CALL ME BY YOUR NAME
Director: Luca Guadagnini
Screenwriter: James Ivory (& Luca Guadagnino, uncredited), from the novel by André Aciman
Country: Italy, France, Brazil, USA
Runtime: 132 mins.
Australian Release Date: 26 December 2017
Previewed at: Sony Pictures Theatrette, Sydney, on 4 December 2017.
Life, and the movies, can be strange at times. Just as the year is winding down and the cinemas are filling with light-hearted, escapist fare, along comes one of the most emotionally complex yet engagingly cerebral films of the year - and one of the best. Call Me By Your Name is the new film from Sicilian director Luca Guadagnino, who gave us the wonderful A Bigger Splash two years ago and the sublime I Am Love in 2009. Along with Paolo Sorrentino, he is without doubt one of the finest directors working in Italy today - working anywhere, in fact.
Set in the vicinity of Crema, northern Italy in 1983, the film covers a summer in the life of 17-year-old Elio Perlman (Timothée Chalamet). He's holidaying in the beautiful villa of his erudite, cultured, Jewish American parents, beautifully played by Michael Stuhlbarg and Amira Casar, when everything changes with the arrival of Oliver (Armie Hammer), an older student of his archaeologist father. Until then Elio has been doing what teenage boys do on holiday, swimming, playing sport, bicycling, flirting with local girl Marzia (Esther Garrel) and, naturally, masturbating. Initially annoyed with their guest’s arrival, especially as he has to give up his room for him, the lad soon becomes more and more interested in the older man and, before long, his interest becomes an intense passion. Oliver, who's doing a bit of heterosexual flirting of his own, ignores Elio's crush at first but, as the days pass he begins to respond to him.

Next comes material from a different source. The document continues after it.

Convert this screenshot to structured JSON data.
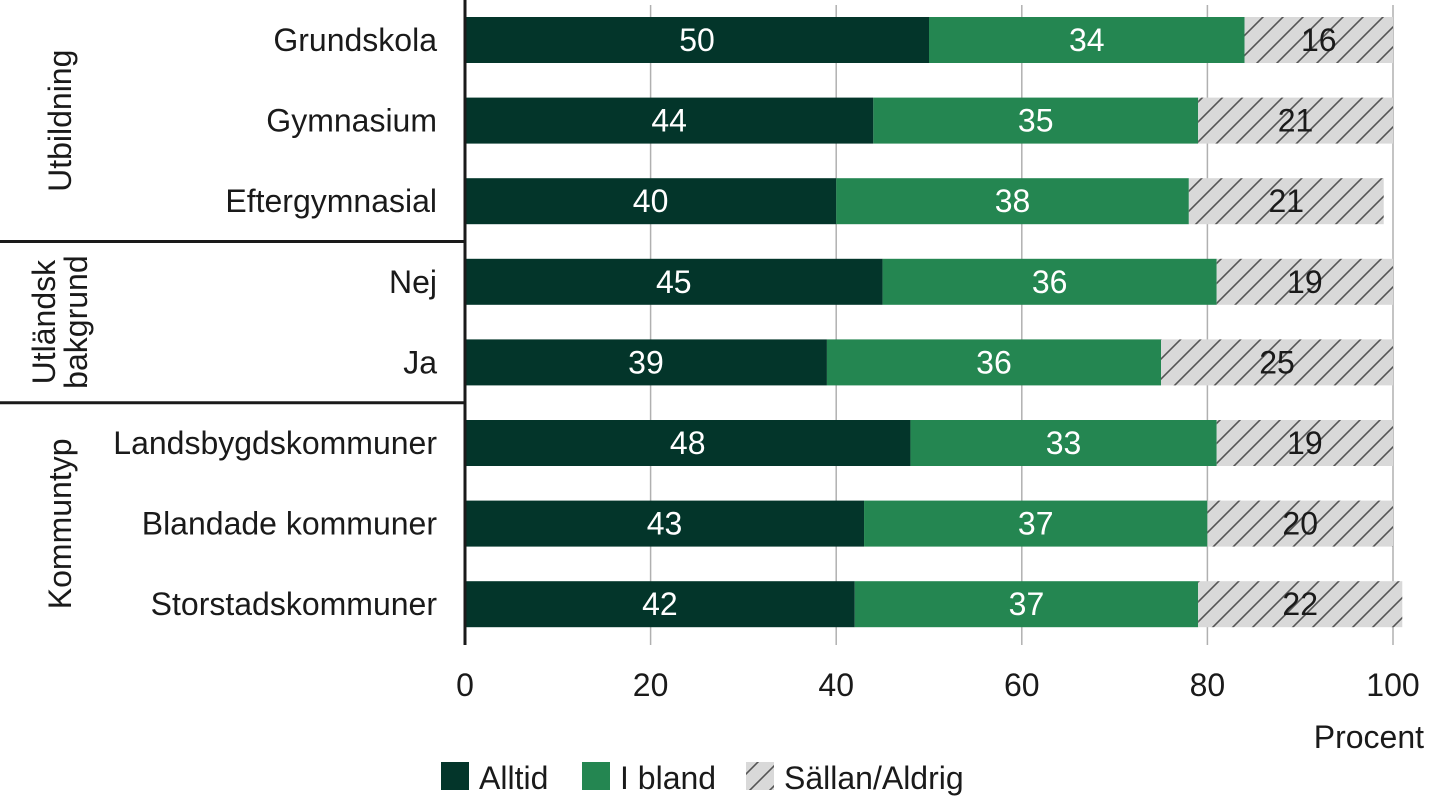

In Call Me by Your Name, Guadagnino and Merchant have crafted an absorbing tale of the power of first love - male or female, hetero or homo, the intensity of this powerful emotion is just as overwhelming for all. The screenwriters have made some changes to the original book but its author approved, even opining that they'd done a better job than he had! To Aciman's great credit, however, in one extremely confessional and moving scene between Elio and his father, his words were used almost verbatim. You'll know this scene when you see it and it will stay with you once you have. The director says he doesn't think of his film as a ‘gay' movie per se, telling Variety that he thought of it as a family-oriented film; that it's about the "transmission of knowledge and [I] hope that people of different generations come to see the film together." Enlightened viewers will agree with him. This is an important film, poignant and powerful and exceedingly beautiful. Don't miss it.